Asymmetric boron-complexes containing keto-isoindolinyl and pyridyl groups: solvatochromic fluorescence, efficient solid-state emission and DFT calculations

Abstract

A small series of keto-isoindolinyl and pyridyl-containing boron-complexes are synthesized and characterized. Their optical properties are described based on UV-Vis absorption and both steady-state and time-resolved fluorescence spectroscopy. DFT and TD-DFT calculations are also presented to support experimental data. The difluoroboron complexes 1a and 2a display moderate fluorescence quantum yields both in aprotic solvents with different polarity and in the solid-state.
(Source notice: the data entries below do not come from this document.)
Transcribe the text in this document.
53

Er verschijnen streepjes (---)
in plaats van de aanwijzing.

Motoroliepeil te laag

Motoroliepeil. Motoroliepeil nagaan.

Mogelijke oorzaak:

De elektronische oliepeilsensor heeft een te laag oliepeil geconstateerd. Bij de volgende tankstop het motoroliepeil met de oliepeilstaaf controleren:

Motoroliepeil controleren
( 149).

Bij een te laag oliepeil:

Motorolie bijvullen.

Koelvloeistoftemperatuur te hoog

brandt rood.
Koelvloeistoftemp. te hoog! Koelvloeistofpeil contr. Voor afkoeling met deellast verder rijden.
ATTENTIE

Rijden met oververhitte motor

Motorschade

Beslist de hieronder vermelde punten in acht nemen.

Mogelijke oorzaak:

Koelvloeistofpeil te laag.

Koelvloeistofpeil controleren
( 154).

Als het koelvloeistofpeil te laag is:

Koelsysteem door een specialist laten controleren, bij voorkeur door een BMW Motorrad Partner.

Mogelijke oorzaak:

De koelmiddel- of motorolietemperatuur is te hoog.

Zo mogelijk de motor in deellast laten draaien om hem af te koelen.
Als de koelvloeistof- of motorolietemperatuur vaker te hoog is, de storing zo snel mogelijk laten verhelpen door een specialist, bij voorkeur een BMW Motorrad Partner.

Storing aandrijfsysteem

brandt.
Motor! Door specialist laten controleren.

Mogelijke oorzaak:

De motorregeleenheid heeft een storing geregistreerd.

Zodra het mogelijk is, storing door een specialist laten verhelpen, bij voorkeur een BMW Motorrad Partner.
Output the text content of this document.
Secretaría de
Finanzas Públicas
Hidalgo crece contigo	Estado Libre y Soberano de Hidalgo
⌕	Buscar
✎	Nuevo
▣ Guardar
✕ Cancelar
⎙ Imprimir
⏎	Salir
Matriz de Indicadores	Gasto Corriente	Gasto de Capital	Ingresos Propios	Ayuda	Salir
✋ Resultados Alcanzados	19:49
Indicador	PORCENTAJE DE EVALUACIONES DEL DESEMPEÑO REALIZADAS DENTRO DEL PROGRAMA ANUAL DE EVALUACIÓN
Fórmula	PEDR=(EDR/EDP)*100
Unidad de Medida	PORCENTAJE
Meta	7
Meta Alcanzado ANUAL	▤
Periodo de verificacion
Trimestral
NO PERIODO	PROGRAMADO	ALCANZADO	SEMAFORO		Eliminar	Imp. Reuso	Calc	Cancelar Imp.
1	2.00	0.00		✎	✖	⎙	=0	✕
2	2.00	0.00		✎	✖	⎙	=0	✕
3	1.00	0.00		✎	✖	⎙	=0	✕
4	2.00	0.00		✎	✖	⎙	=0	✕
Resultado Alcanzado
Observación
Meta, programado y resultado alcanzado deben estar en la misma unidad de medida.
Replacement of the fluoride group with the phenyl group at the boron atom to form 1b and 2b results in efficient nonradiative decay of the S₁ state and hence a drastic decrease in fluorescence intensity. The maximum emission wavelength (λ_em) and fluorescence lifetime (τ_F) of 2a incorporating a phenyl-substituent at the isoindonyl moiety are found to be very sensitive to the solvent (a bathochromic shift of 82 nm and an 8-fold increase in τ_F in aprotic polar solvents). The longer emission wavelength in polar solvents compared with that in low-polar solvents is due to the intramolecular charge-transfer (ICT) character of the excited state from the phenyl-isoindolyl unit to the pyridyl unit. The Stokes shift of 2a exhibits a linear increase as a function of the solvent orientation parameter, reaching ∼7890 cm⁻¹ in methanol.